You may have recently heard about the resurgence of the ‘sungazing’ trend
, a practice which has claimed to provide many benefits over the centuries. Some proponents, with millions of followers on social media, have encouraged others to try it, with claims that it may improve sight, health, wealth and spiritual nourishment. Sungazing is generally performed barefoot while standing on an organic surface such as sand or stone. Gazers begin with sessions of around 10 seconds in duration, building to the point where they can comfortably stare at the sun for 45 minutes or more. Gazers claim to choose a time when they believe the sun is least powerful to complete the ritual.
Daniel Hardiman-McCartney FCOptom, optometrist and Clinical Adviser to the College of Optometrists says; “The practice of sungazing is very dangerous. Looking directly at the sun for even brief periods of time may cause severe damage to the eye or blindness. In some cases, it may result in retinal scars, a condition called Solar retinopathy.

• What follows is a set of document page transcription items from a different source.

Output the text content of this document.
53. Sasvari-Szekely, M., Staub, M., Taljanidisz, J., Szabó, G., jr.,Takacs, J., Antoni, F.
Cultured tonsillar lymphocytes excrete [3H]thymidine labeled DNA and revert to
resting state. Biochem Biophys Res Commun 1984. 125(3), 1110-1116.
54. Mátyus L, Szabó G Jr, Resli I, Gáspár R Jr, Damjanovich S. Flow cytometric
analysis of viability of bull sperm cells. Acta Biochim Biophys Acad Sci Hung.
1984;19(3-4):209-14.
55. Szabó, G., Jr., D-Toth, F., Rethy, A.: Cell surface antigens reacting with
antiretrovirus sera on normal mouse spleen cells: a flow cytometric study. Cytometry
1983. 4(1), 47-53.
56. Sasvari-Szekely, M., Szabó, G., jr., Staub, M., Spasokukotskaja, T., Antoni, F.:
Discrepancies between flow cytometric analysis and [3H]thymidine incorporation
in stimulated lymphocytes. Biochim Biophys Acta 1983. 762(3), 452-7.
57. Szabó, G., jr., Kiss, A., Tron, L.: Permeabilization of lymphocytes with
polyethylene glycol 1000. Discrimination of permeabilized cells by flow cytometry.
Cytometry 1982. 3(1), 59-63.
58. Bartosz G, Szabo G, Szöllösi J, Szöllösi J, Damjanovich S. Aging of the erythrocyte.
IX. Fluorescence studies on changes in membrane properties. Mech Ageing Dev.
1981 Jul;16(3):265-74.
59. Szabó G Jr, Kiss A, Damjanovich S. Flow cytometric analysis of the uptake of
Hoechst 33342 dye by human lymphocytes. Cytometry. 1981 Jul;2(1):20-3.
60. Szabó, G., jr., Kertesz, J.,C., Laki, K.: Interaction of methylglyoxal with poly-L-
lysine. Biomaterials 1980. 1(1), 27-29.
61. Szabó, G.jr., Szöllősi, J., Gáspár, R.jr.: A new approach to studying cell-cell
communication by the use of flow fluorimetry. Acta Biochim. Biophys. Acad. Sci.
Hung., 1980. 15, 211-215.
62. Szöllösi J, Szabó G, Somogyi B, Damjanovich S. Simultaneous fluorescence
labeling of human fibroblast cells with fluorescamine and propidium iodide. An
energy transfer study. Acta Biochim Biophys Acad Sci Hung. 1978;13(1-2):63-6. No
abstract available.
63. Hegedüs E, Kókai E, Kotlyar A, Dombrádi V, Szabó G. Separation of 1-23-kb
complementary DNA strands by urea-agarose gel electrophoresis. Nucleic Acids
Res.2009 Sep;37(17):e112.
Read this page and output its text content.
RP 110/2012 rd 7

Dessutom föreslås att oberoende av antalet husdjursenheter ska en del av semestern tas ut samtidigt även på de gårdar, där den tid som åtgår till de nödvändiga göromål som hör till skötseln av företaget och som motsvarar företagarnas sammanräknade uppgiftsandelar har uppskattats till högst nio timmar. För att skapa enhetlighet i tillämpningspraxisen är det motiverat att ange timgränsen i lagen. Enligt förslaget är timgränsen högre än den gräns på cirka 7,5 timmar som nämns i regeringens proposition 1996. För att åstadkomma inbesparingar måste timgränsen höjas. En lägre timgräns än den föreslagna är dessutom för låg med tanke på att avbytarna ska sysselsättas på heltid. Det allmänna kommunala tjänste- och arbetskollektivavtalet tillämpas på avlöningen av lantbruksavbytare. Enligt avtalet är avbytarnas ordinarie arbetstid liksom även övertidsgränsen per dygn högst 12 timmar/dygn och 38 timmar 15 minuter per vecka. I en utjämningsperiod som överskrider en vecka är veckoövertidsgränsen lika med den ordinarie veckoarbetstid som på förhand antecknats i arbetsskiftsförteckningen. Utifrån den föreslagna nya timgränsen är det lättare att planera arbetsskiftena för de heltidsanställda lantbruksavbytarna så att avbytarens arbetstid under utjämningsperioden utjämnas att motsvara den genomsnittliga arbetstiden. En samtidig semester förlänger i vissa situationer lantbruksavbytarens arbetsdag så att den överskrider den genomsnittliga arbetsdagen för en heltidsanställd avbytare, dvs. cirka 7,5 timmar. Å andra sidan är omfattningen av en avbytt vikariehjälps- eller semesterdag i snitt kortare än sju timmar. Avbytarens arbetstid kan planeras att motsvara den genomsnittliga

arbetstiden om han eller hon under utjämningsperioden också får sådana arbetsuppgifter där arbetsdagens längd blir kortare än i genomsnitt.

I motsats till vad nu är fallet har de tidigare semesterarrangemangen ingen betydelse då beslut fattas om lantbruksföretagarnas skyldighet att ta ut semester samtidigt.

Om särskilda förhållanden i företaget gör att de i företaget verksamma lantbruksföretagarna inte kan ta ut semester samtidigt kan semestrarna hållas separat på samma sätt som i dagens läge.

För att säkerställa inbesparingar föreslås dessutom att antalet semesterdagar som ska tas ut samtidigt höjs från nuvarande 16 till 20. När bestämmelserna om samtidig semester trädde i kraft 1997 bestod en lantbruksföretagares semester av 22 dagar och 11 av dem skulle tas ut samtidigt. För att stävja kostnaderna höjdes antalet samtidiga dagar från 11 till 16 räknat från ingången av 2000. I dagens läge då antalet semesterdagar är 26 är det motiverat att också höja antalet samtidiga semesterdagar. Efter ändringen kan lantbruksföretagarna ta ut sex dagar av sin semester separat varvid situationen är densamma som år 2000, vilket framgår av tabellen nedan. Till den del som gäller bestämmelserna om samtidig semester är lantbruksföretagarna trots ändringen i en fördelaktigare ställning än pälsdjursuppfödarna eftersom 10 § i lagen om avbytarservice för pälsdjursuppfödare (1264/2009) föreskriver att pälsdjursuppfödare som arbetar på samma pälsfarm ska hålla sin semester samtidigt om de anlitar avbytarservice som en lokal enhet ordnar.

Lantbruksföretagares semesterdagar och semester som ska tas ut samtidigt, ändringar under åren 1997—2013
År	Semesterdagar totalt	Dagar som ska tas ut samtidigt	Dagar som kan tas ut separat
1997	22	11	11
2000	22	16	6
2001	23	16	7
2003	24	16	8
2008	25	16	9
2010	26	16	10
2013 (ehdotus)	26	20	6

“Sungazing to help eyesight was popularly promoted in modern times by William Bates (1860-1931), controversial author of the Bates method. However, sungazing was dropped from his technique, and it was removed from the more recent editions of his book. Most sungazers experience a temporary loss of vision that resolves within subsequent hours. Repeated sunlight exposure can cause the pupil to become smaller and less responsive resulting in a short-lived perceived improvement of vision, if the retina has not suffered damage. Online influencers have suggested modified techniques, such as sungazing with closed eyes to make the practice safer. However, the advice is the same, sungazing of any form is dangerous and may cause severe damage to the eye or blindness. If you are concerned about your vision, speak to an optometrist
who can advise you of the various options to improve your sight. Optometrists will only ever recommend spectacles if they are needed and will check the health of your eyes during a sight test.”